On 1 October 2012, the EU adopted two new regulations on flavourings used in a variety of food and drink products.
The EU has now evaluated flavouring substances and created a database listing those substances deemed fit.
The list has been created to:
- increase consumer protection
- bring clarity to the industry
- promote transparency
How do flavourings get on the list?
A flavouring substance will only be authorised for inclusion on the list if its use meets both of the following conditions:
- it does not, on the basis of the available scientific evidence, pose risks to the health of the consumer at the level of the proposed use
- its use does not mislead the consumer
When authorising flavourings other 'relevant factors' may also be considered, which could include ethical, traditional or environmental factors.

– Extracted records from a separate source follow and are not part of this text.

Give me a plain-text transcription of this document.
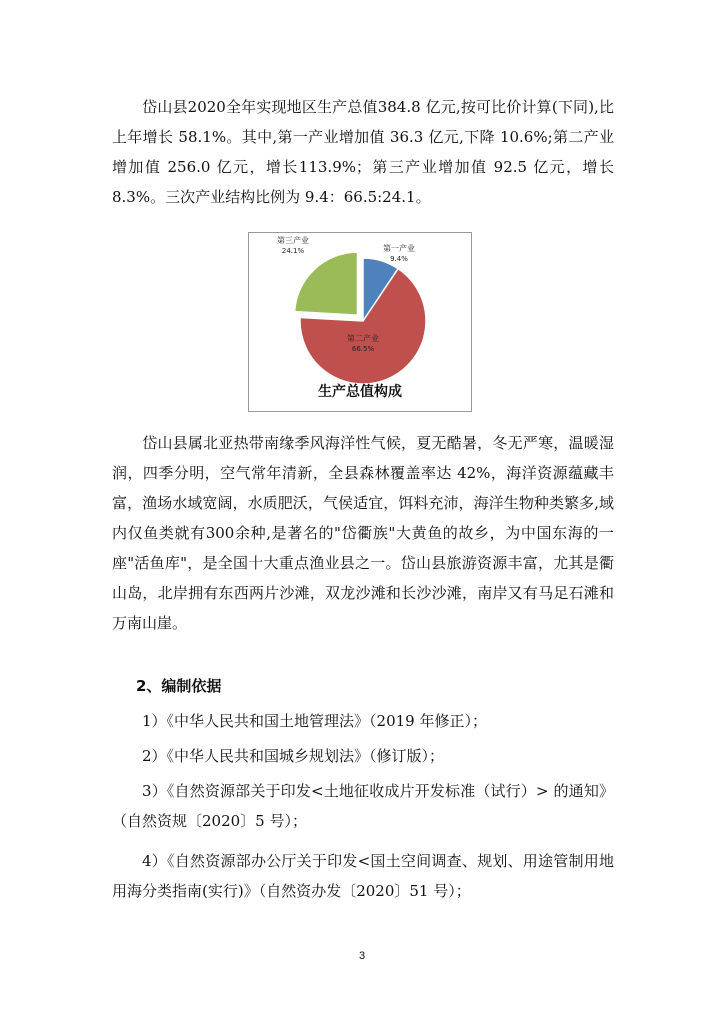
岱山县2020全年实现地区生产总值384.8 亿元,按可比价计算(下同),比上年增长 58.1%。其中,第一产业增加值 36.3 亿元,下降 10.6%;第二产业增加值 256.0 亿元，增长113.9%；第三产业增加值 92.5 亿元，增长 8.3%。三次产业结构比例为 9.4：66.5:24.1。

第一产业
9.4%
第二产业
66.5%
第三产业
24.1%
生产总值构成

岱山县属北亚热带南缘季风海洋性气候，夏无酷暑，冬无严寒，温暖湿润，四季分明，空气常年清新，全县森林覆盖率达 42%，海洋资源蕴藏丰富，渔场水域宽阔，水质肥沃，气侯适宜，饵料充沛，海洋生物种类繁多,域内仅鱼类就有300余种,是著名的"岱衢族"大黄鱼的故乡，为中国东海的一座"活鱼库"，是全国十大重点渔业县之一。岱山县旅游资源丰富，尤其是衢山岛，北岸拥有东西两片沙滩，双龙沙滩和长沙沙滩，南岸又有马足石滩和万南山崖。

2、编制依据

1）《中华人民共和国土地管理法》（2019 年修正）；

2）《中华人民共和国城乡规划法》（修订版）；

3）《自然资源部关于印发<土地征收成片开发标准（试行）> 的通知》（自然资规〔2020〕5 号）；

4）《自然资源部办公厅关于印发<国土空间调查、规划、用途管制用地用海分类指南(实行)》（自然资办发〔2020〕51 号）；

3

The regulations come into force on 22 October 2012, and the list will apply as of 22 April 2012. Flavouring substances not on the list will be banned after an 18-month phasing out period.
What happens if flavourings are used that are not on the list?
Once the phasing out period ends, enforcement authorities must ensure that non-approved substances are withdrawn from the market.
Enforcement authorities also have the power to make referrals to the EU Commission via the Rapid Alert System for Food and Feed (RASFF), which could lead to EU-wide negative publicity for those in breach of the regulations, product recalls and prosecution of offenders.